ER: Definitely. I’m very inquisitive as well and I love to ask questions and to try to get not only as deep as possible, but to get at as many angles as possible into my character, and that’s what I used to do as a journalist. I don’t necessarily believe in objectivity as a value for journalism. I think what’s more important is to accept that subjectivity is what makes us human. There are many different angles and points of view, and for me as an actor, it is very important to have as many points of view that can inform me about my character as possible. For example, if I’m portraying a character that has been based on a real person such as Gianni Versace or Carlos or other characters that I’ve had the opportunity to play in my career, not only do I try to document for myself as much as possible about them about how they went down in history, but I also try to track down people who were close to them. For instance, when I was doing Gianni Versace, I was tracking down his best friend. It took me four months to gain his trust until he would open up and share, and of course I won’t reveal who he is, as a journalist I won’t reveal my source, but it was investigative work. I was tracking this guy down, finding people who were close to him so that they could put in a good word for me and tell him that I will respect his privacy. I just wanted his input so that I could compose the character. And that is something that I used to do in composing a story, as a journalist. So it definitely influences the way I have crafted my career as an actor.
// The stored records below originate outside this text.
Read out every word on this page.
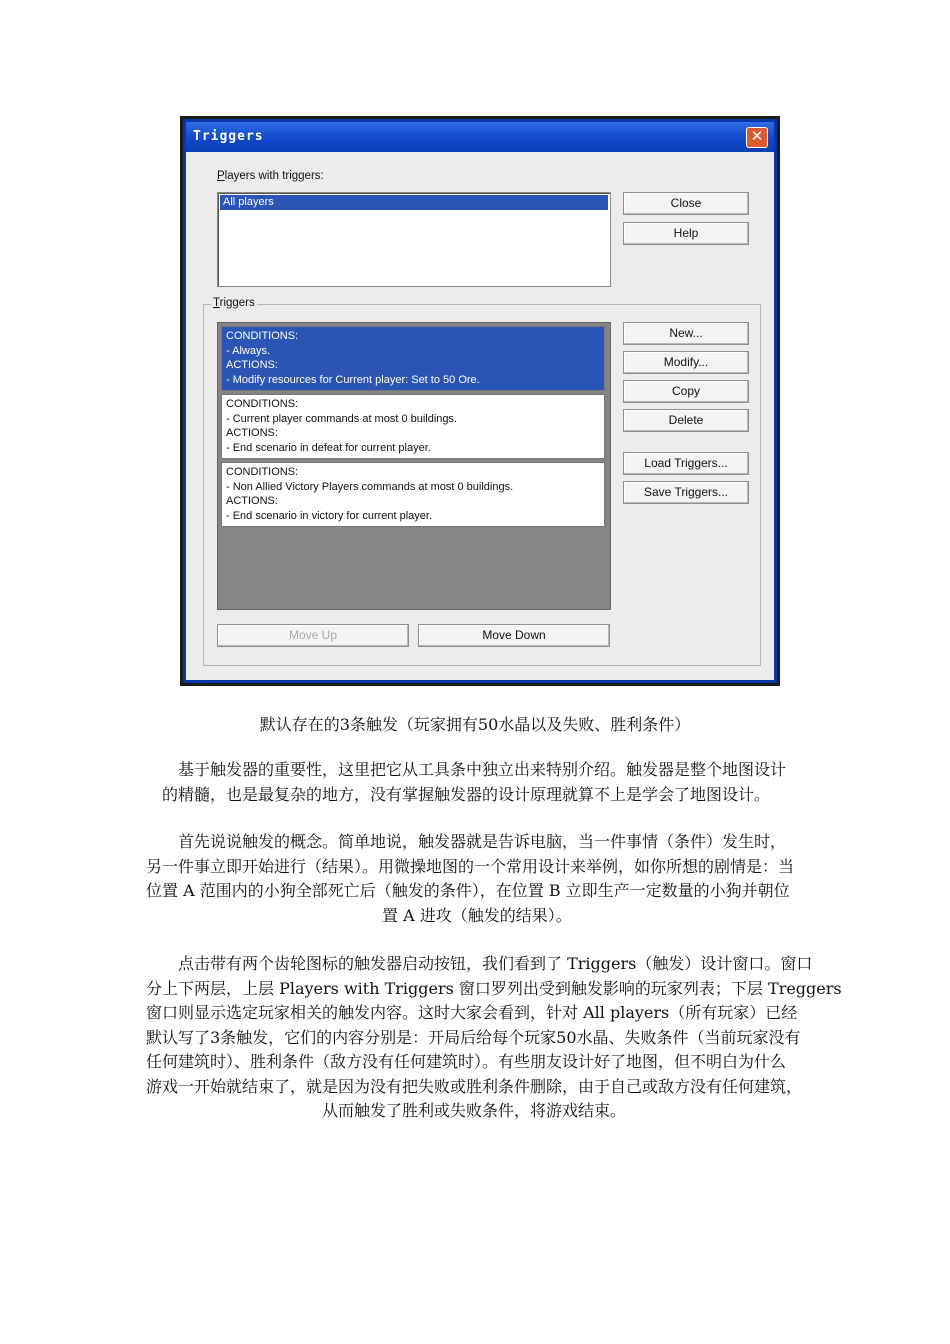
Triggers	✕
Players with triggers:
All players	Close
Help
Triggers
CONDITIONS:
- Always.
ACTIONS:
- Modify resources for Current player: Set to 50 Ore.
CONDITIONS:
- Current player commands at most 0 buildings.
ACTIONS:
- End scenario in defeat for current player.
CONDITIONS:
- Non Allied Victory Players commands at most 0 buildings.
ACTIONS:
- End scenario in victory for current player.
New...
Modify...
Copy
Delete
Load Triggers...
Save Triggers...
Move Up	Move Down
默认存在的3条触发（玩家拥有50水晶以及失败、胜利条件）
基于触发器的重要性，这里把它从工具条中独立出来特别介绍。触发器是整个地图设计
的精髓，也是最复杂的地方，没有掌握触发器的设计原理就算不上是学会了地图设计。
首先说说触发的概念。简单地说，触发器就是告诉电脑，当一件事情（条件）发生时，
另一件事立即开始进行（结果）。用微操地图的一个常用设计来举例，如你所想的剧情是：当
位置 A 范围内的小狗全部死亡后（触发的条件），在位置 B 立即生产一定数量的小狗并朝位
置 A 进攻（触发的结果）。
点击带有两个齿轮图标的触发器启动按钮，我们看到了 Triggers（触发）设计窗口。窗口
分上下两层，上层 Players with Triggers 窗口罗列出受到触发影响的玩家列表；下层 Treggers
窗口则显示选定玩家相关的触发内容。这时大家会看到，针对 All players（所有玩家）已经
默认写了3条触发，它们的内容分别是：开局后给每个玩家50水晶、失败条件（当前玩家没有
任何建筑时）、胜利条件（敌方没有任何建筑时）。有些朋友设计好了地图，但不明白为什么
游戏一开始就结束了，就是因为没有把失败或胜利条件删除，由于自己或敌方没有任何建筑，
从而触发了胜利或失败条件，将游戏结束。
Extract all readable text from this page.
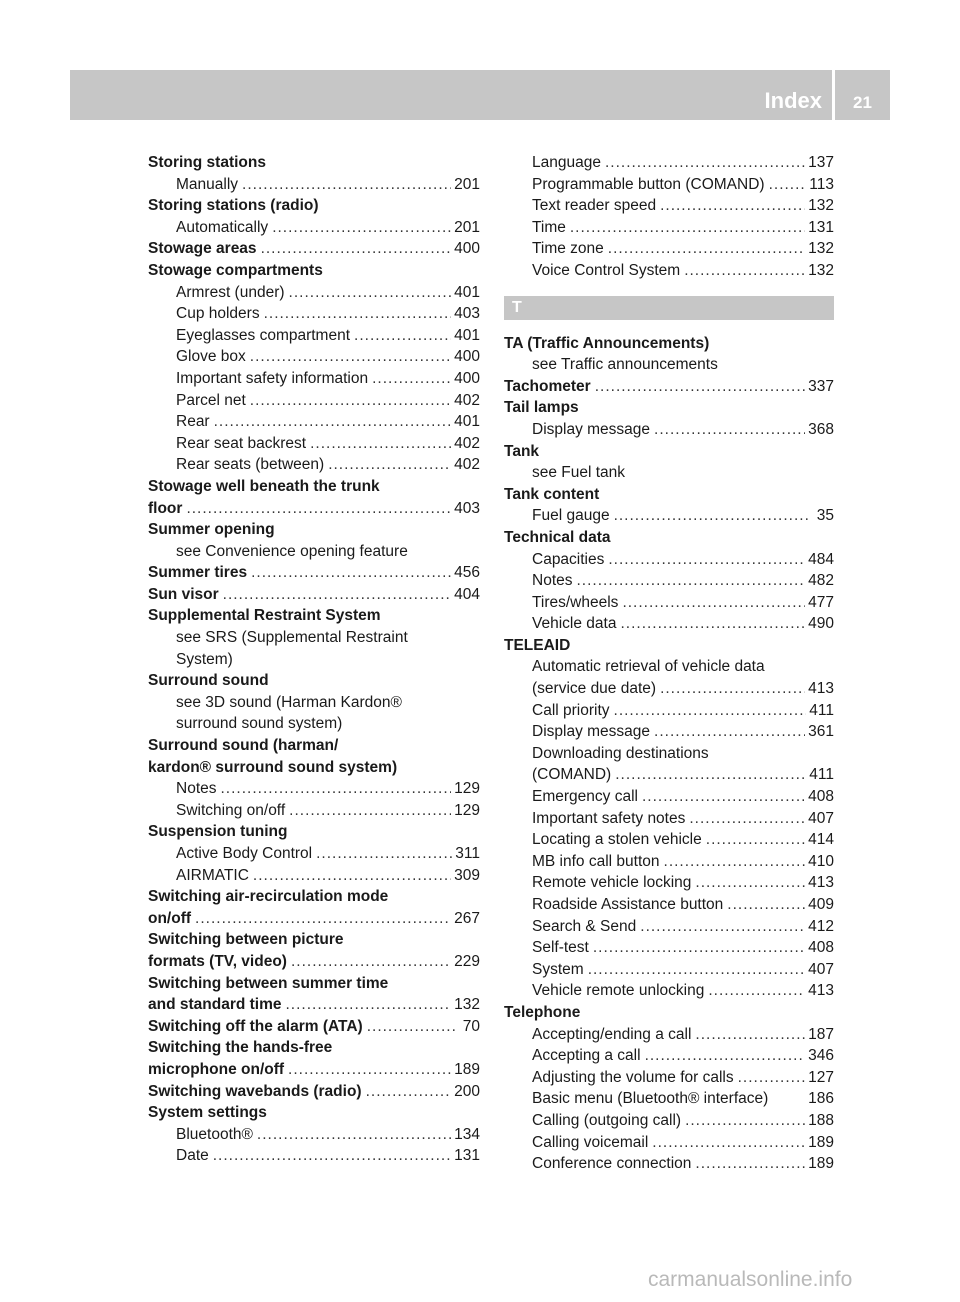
Index	21
Storing stations
Manually .....	201
Storing stations (radio)
Automatically .....	201
Stowage areas .....	400
Stowage compartments
Armrest (under) .....	401
Cup holders .....	403
Eyeglasses compartment .....	401
Glove box .....	400
Important safety information .....	400
Parcel net .....	402
Rear .....	401
Rear seat backrest .....	402
Rear seats (between) .....	402
Stowage well beneath the trunk
floor .....	403
Summer opening
see Convenience opening feature
Summer tires .....	456
Sun visor .....	404
Supplemental Restraint System
see SRS (Supplemental Restraint
System)
Surround sound
see 3D sound (Harman Kardon®
surround sound system)
Surround sound (harman/
kardon® surround sound system)
Notes .....	129
Switching on/off .....	129
Suspension tuning
Active Body Control .....	311
AIRMATIC .....	309
Switching air-recirculation mode
on/off .....	267
Switching between picture
formats (TV, video) .....	229
Switching between summer time
and standard time .....	132
Switching off the alarm (ATA) .....	70
Switching the hands-free
microphone on/off .....	189
Switching wavebands (radio) .....	200
System settings
Bluetooth® .....	134
Date .....	131
Language .....	137
Programmable button (COMAND) .....	113
Text reader speed .....	132
Time .....	131
Time zone .....	132
Voice Control System .....	132
T
TA (Traffic Announcements)
see Traffic announcements
Tachometer .....	337
Tail lamps
Display message .....	368
Tank
see Fuel tank
Tank content
Fuel gauge .....	35
Technical data
Capacities .....	484
Notes .....	482
Tires/wheels .....	477
Vehicle data .....	490
TELEAID
Automatic retrieval of vehicle data
(service due date) .....	413
Call priority .....	411
Display message .....	361
Downloading destinations
(COMAND) .....	411
Emergency call .....	408
Important safety notes .....	407
Locating a stolen vehicle .....	414
MB info call button .....	410
Remote vehicle locking .....	413
Roadside Assistance button .....	409
Search & Send .....	412
Self-test .....	408
System .....	407
Vehicle remote unlocking .....	413
Telephone
Accepting/ending a call .....	187
Accepting a call .....	346
Adjusting the volume for calls .....	127
Basic menu (Bluetooth® interface)	186
Calling (outgoing call) .....	188
Calling voicemail .....	189
Conference connection .....	189
carmanualsonline.info
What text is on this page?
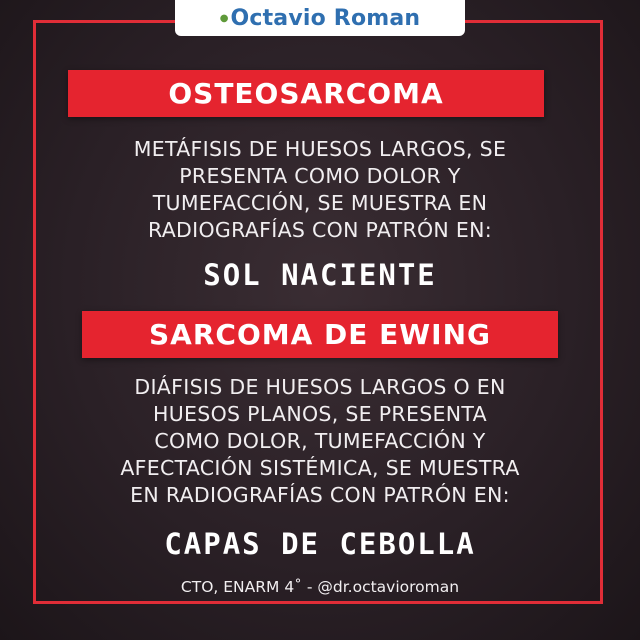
● Octavio Roman
OSTEOSARCOMA
METÁFISIS DE HUESOS LARGOS, SE
PRESENTA COMO DOLOR Y
TUMEFACCIÓN, SE MUESTRA EN
RADIOGRAFÍAS CON PATRÓN EN:
SOL NACIENTE
SARCOMA DE EWING
DIÁFISIS DE HUESOS LARGOS O EN
HUESOS PLANOS, SE PRESENTA
COMO DOLOR, TUMEFACCIÓN Y
AFECTACIÓN SISTÉMICA, SE MUESTRA
EN RADIOGRAFÍAS CON PATRÓN EN:
CAPAS DE CEBOLLA
CTO, ENARM 4˚ - @dr.octavioroman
Also, over time I’ve realized that maybe it’s not a coincidence, or maybe it’s an unconscious coincidence, that I’ve played so many real life characters because these are people that I would have loved to have interviewed and loved to have done a story on. There’s actually a real life person that I may play in the near future and we were having this conversation. It might be a movie based on his life, Ferran Adrià, the chef, and he said to me in our walk in Barcelona, “you were a journalist, right? now I get it. These are characters that you would have loved to have interviewed. What you do is kind of like a meta interview.” I was like “wow, now you’re analyzing me. That never really occurred to me.” In the end, I think there’s a secret dance between characters and actors, and when you’re lucky enough to choose your work, there’s certain things that you want to discover of yourself or amplify to your characters. So yes, I think there’s a relationship and an influence there.

Do you think your character, Joe Mendoza, moves the story forward because of how he assembles all the pieces of the murder mystery jigsaw?

ER: I think in a way, yes. He’s the objective eye of the show because he has no emotional connection to the people involved but, at the same time, and this is what I love about the story, is that there’s also a potential sexual tension between Mendoza and Nicole Kidman’s character. There is a fascination, there is a tension, there is a dynamic that of course is kept there, it doesn’t transcend, but maybe something happens at a fantasy level, and that makes the whole journey more interesting. It made it very interesting to me and I hope it’ll make it very interesting to the audience. I remember that one of the detectives, the real ones, when I was discussing the case with him, he said “it’s always complicated when a beautiful rich woman is involved in the case”. That complicates things because in the end, you’re still a human being, and you have to process all of those emotions. I think David E. Kelley was very smart and very sensitive to putting all of those elements into play because these are all attractive people, not just aesthetically, but on the inside they’re interesting people. It’s a fascinating palette of people and they’re all interesting. Hugh Grant’s character is infinitely interesting, Nicole’s character is interesting, Donald Sutherland’s character is interesting, and they play at a very high level of influence. And Mendoza doesn’t belong to that world so you can say there’s more objectivity coming in. But once you get into the game, then of course other energies start to arise.